In 2022, the airline consumed 4103 million gallons of jet fuel, generating 26,998 million RTM. In 2023, fuel consumption increased slightly to 4207 million gallons, but RTM rose to 28,195 million, resulting in a 4.43% increase in productivity. Despite the rise in total fuel used, the Fuel/RTM metric improved from 15.20 to 14.92 gal/100 RTM, a gain of 1.8%, as shown in Table 4.

TABLE 4. Fuel efficiency.
Year
Fuel efficiency Definition of metrics 2022 2023
Jet Fuel (Gallons in Millions) Mainline aviation fuel + connecting transport operations 4103 4207
Passenger revenue tons miles (RTM in millions) Weight, in tons, of paying passengers (estimated at 100 kg per passenger, including luggage) multiplied by the distance traveled. 24,829 26,200
Cargo tons miles (RTM in milions) Weight, in tons, of the revenue-generating load multiplied by the distance traveled. 2170 1995
Total RTM (RTM in millions) Sum of revenue from passenger and cargo miles 26,998 28,195
Fuel efficiency (Galons/100 RTM) Fuel/RTM 15.20 14.92

These results demonstrate that even with a 2.53% increase in total fuel consumption, operational efficiency improved. The reduced Fuel/RTM indicates that the airline used fuel more effectively in transporting its passengers and cargo. This confirms the positive effect of improved maintenance—especially compressor washing—on overall fleet performance.

This gain is visually illustrated in Figure 3, which shows the downward trend in Fuel/RTM between 2022 and 2023.

Details are in the caption following the image
Fuel/RTM as an indication of fuel consumption reduction.

The airline achieved a 4.43% increase in RTM production in 2023 while maintaining only a 2.53% rise in total fuel consumption. This led to an improvement in fuel efficiency, with the Fuel/RTM indicator dropping from 15.20 to 14.92 gal per 100 RTM.

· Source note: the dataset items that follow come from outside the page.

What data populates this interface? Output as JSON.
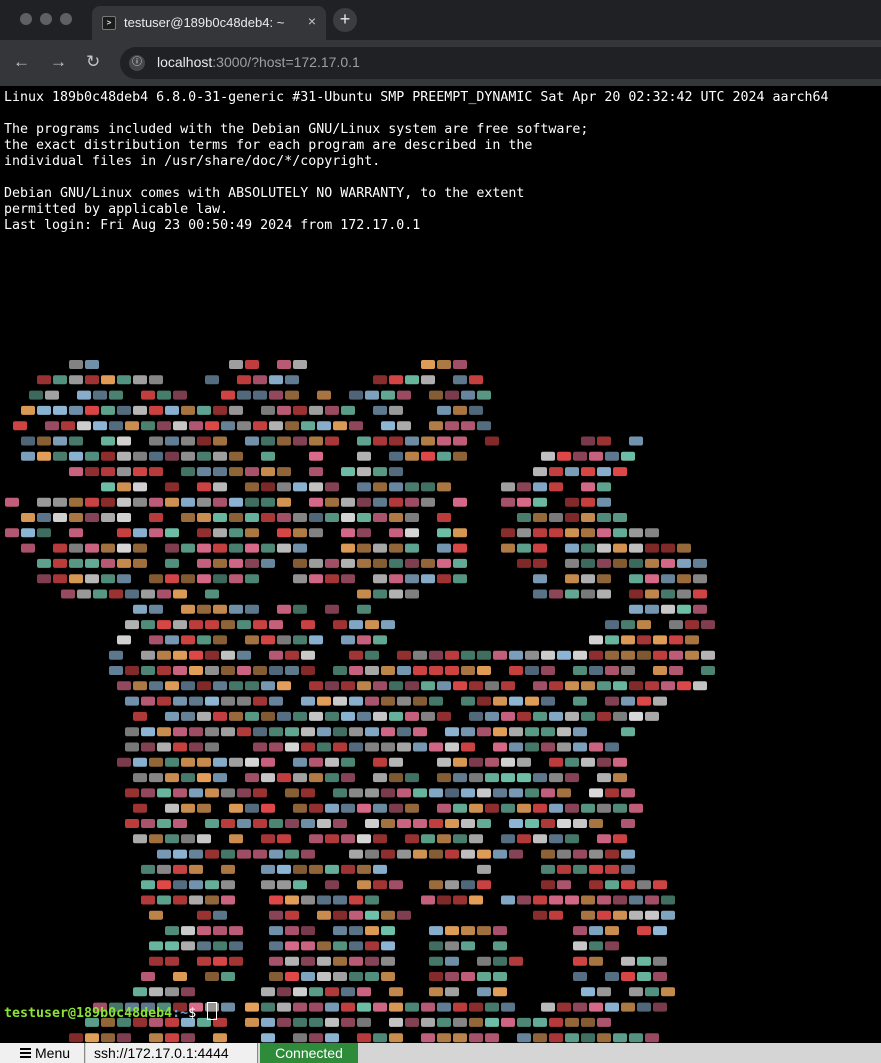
{
  "browser": {
    "tab_title": "testuser@189b0c48deb4: ~",
    "tab_close": "×",
    "new_tab": "+",
    "back": "←",
    "forward": "→",
    "reload": "↻",
    "url_host": "localhost",
    "url_rest": ":3000/?host=172.17.0.1"
  },
  "terminal": {
    "lines": [
      "Linux 189b0c48deb4 6.8.0-31-generic #31-Ubuntu SMP PREEMPT_DYNAMIC Sat Apr 20 02:32:42 UTC 2024 aarch64",
      "",
      "The programs included with the Debian GNU/Linux system are free software;",
      "the exact distribution terms for each program are described in the",
      "individual files in /usr/share/doc/*/copyright.",
      "",
      "Debian GNU/Linux comes with ABSOLUTELY NO WARRANTY, to the extent",
      "permitted by applicable law.",
      "Last login: Fri Aug 23 00:50:49 2024 from 172.17.0.1"
    ],
    "prompt_user": "testuser@189b0c48deb4",
    "prompt_path": ":~",
    "prompt_symbol": "$"
  },
  "status_bar": {
    "menu_label": "Menu",
    "ssh_label": "ssh://172.17.0.1:4444",
    "connection_status": "Connected"
  },
  "colors": {
    "prompt_user": "#8ae234",
    "connected": "#2e8b3a",
    "art_palette": [
      "#e6a15a",
      "#d96a8a",
      "#8fb8d8",
      "#d8d8d8",
      "#e04848",
      "#6fc0a8"
    ]
  }
}
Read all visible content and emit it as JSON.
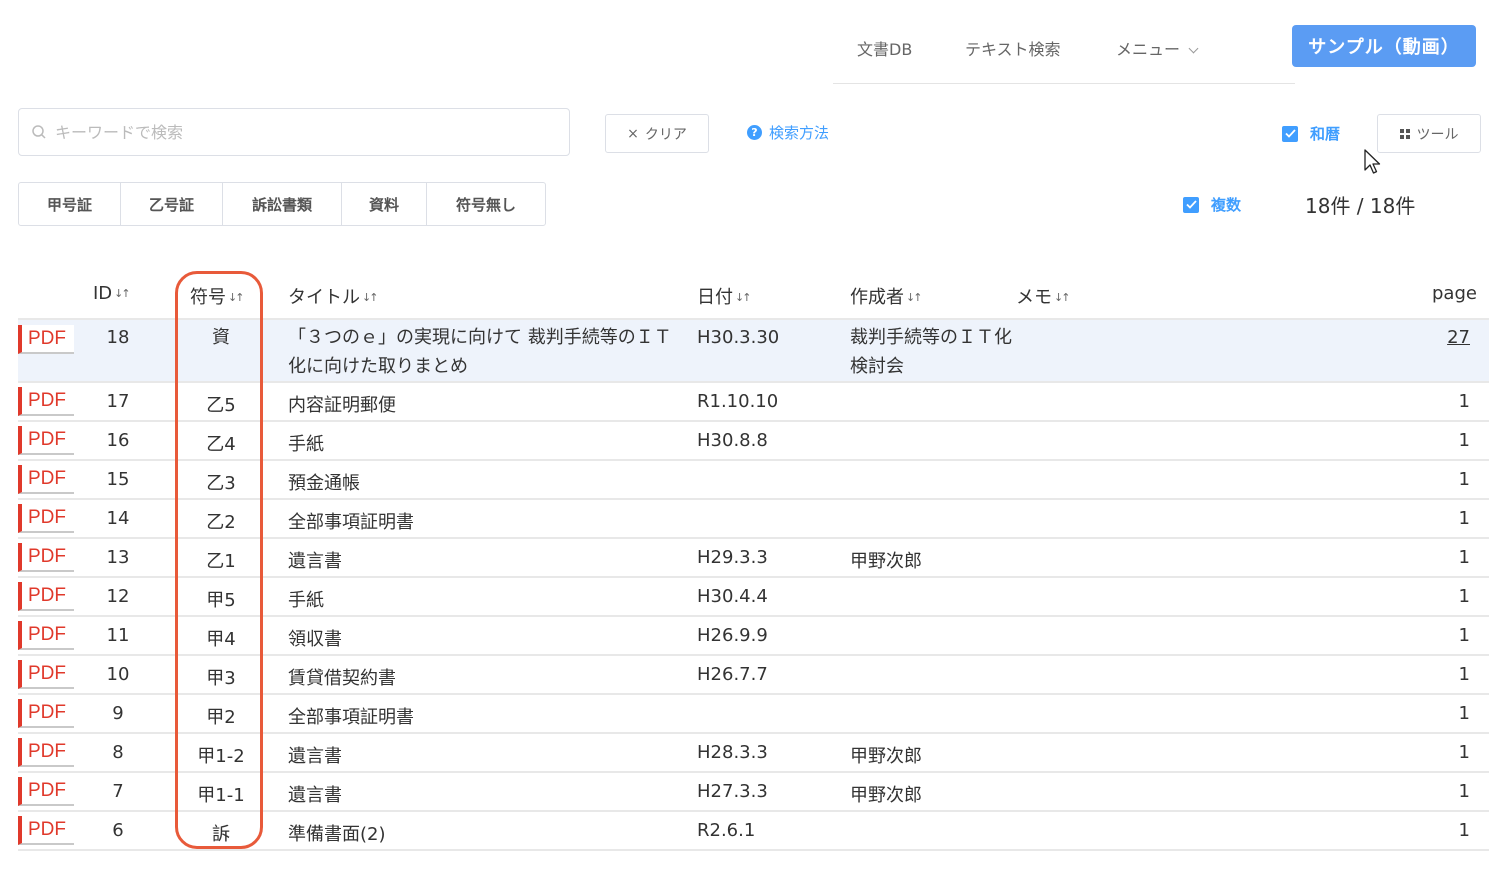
{
  "nav": {
    "docdb": "文書DB",
    "text_search": "テキスト検索",
    "menu": "メニュー",
    "sample_button": "サンプル（動画）"
  },
  "search": {
    "placeholder": "キーワードで検索",
    "clear_label": "クリア",
    "help_label": "検索方法"
  },
  "options": {
    "wareki_label": "和暦",
    "wareki_checked": true,
    "tool_label": "ツール",
    "multi_label": "複数",
    "multi_checked": true,
    "count_text": "18件 / 18件"
  },
  "filters": [
    "甲号証",
    "乙号証",
    "訴訟書類",
    "資料",
    "符号無し"
  ],
  "table": {
    "headers": {
      "id": "ID",
      "sign": "符号",
      "title": "タイトル",
      "date": "日付",
      "author": "作成者",
      "memo": "メモ",
      "page": "page"
    },
    "pdf_label": "PDF",
    "rows": [
      {
        "id": "18",
        "sign": "資",
        "title": "「３つのｅ」の実現に向けて 裁判手続等のＩＴ化に向けた取りまとめ",
        "date": "H30.3.30",
        "author": "裁判手続等のＩＴ化検討会",
        "memo": "",
        "page": "27"
      },
      {
        "id": "17",
        "sign": "乙5",
        "title": "内容証明郵便",
        "date": "R1.10.10",
        "author": "",
        "memo": "",
        "page": "1"
      },
      {
        "id": "16",
        "sign": "乙4",
        "title": "手紙",
        "date": "H30.8.8",
        "author": "",
        "memo": "",
        "page": "1"
      },
      {
        "id": "15",
        "sign": "乙3",
        "title": "預金通帳",
        "date": "",
        "author": "",
        "memo": "",
        "page": "1"
      },
      {
        "id": "14",
        "sign": "乙2",
        "title": "全部事項証明書",
        "date": "",
        "author": "",
        "memo": "",
        "page": "1"
      },
      {
        "id": "13",
        "sign": "乙1",
        "title": "遺言書",
        "date": "H29.3.3",
        "author": "甲野次郎",
        "memo": "",
        "page": "1"
      },
      {
        "id": "12",
        "sign": "甲5",
        "title": "手紙",
        "date": "H30.4.4",
        "author": "",
        "memo": "",
        "page": "1"
      },
      {
        "id": "11",
        "sign": "甲4",
        "title": "領収書",
        "date": "H26.9.9",
        "author": "",
        "memo": "",
        "page": "1"
      },
      {
        "id": "10",
        "sign": "甲3",
        "title": "賃貸借契約書",
        "date": "H26.7.7",
        "author": "",
        "memo": "",
        "page": "1"
      },
      {
        "id": "9",
        "sign": "甲2",
        "title": "全部事項証明書",
        "date": "",
        "author": "",
        "memo": "",
        "page": "1"
      },
      {
        "id": "8",
        "sign": "甲1-2",
        "title": "遺言書",
        "date": "H28.3.3",
        "author": "甲野次郎",
        "memo": "",
        "page": "1"
      },
      {
        "id": "7",
        "sign": "甲1-1",
        "title": "遺言書",
        "date": "H27.3.3",
        "author": "甲野次郎",
        "memo": "",
        "page": "1"
      },
      {
        "id": "6",
        "sign": "訴",
        "title": "準備書面(2)",
        "date": "R2.6.1",
        "author": "",
        "memo": "",
        "page": "1"
      }
    ]
  },
  "colors": {
    "accent": "#409eff",
    "button_blue": "#5b9cf3",
    "pdf_red": "#e0392b",
    "highlight_red": "#e85a3a",
    "selected_row": "#eef3fb"
  }
}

This 1.8% gain is aligned with IATA's target of a 1.5% annual improvement in fuel efficiency. It reflects the direct impact of the new compressor washing equipment and maintenance strategy, which contributed to an estimated savings of approximately 6.5 million gallons of fuel.

These results reinforce the airline's commitment to operational efficiency and environmental responsibility. In addition to enhancing engine performance and reducing specific fuel consumption, the upgrades support lower carbon emissions—contributing to a more sustainable aviation sector.

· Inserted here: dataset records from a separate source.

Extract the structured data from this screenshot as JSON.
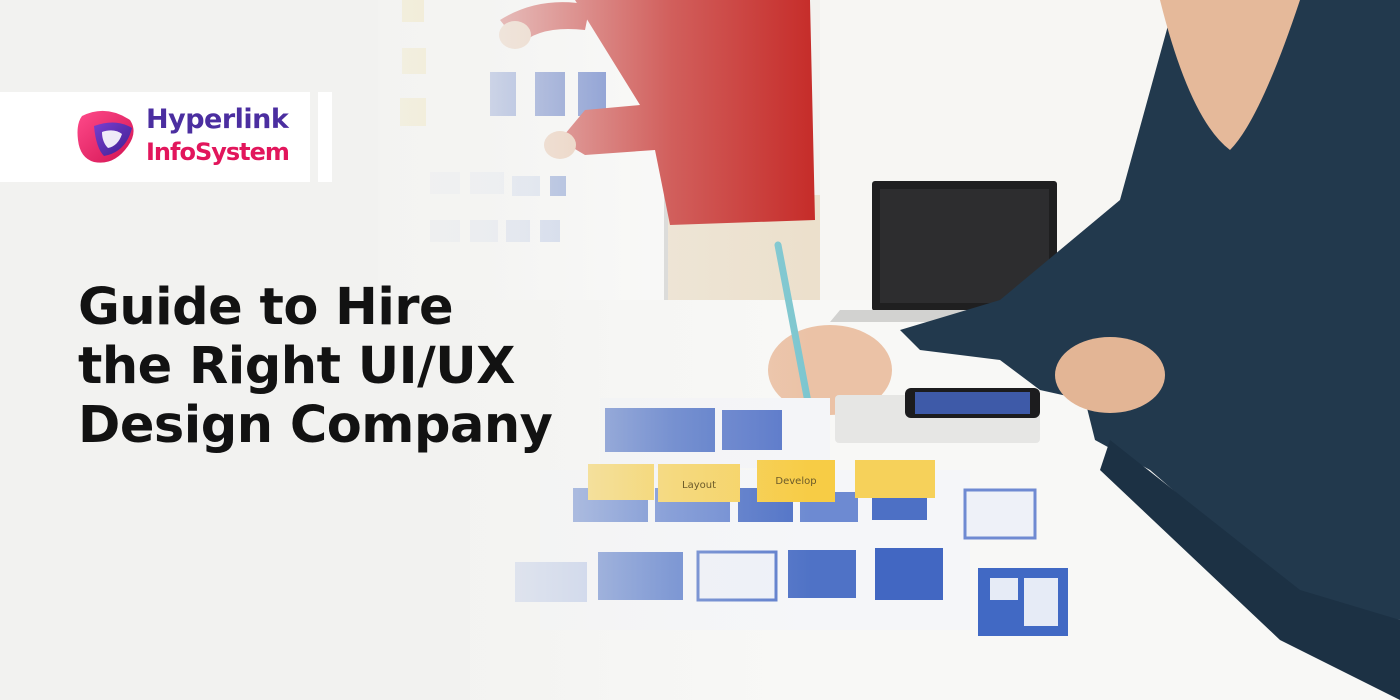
{
  "logo": {
    "line1": "Hyperlink",
    "line2": "InfoSystem",
    "colors": {
      "primary": "#4b2ea0",
      "accent": "#e2165c"
    }
  },
  "headline": {
    "lines": [
      "Guide to Hire",
      "the Right UI/UX",
      "Design Company"
    ]
  },
  "scene": {
    "sticky_notes": [
      "Layout",
      "Develop"
    ]
  }
}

4.2 Economic Performance Evaluation

A total of 103 engines were analyzed during the study period, which gave comprehensive insight into service frequency and distribution. This dataset was instrumental in pattern identification and maintenance efficiency measurement. It is shown in Figure 4 the number of engines washed by the maintenance department at the Guarulhos base in São Paulo. This reinforces the strategic role of engine cleaning and preservation through maintenance. Comparative analysis in this case aids process improvement and operational planning.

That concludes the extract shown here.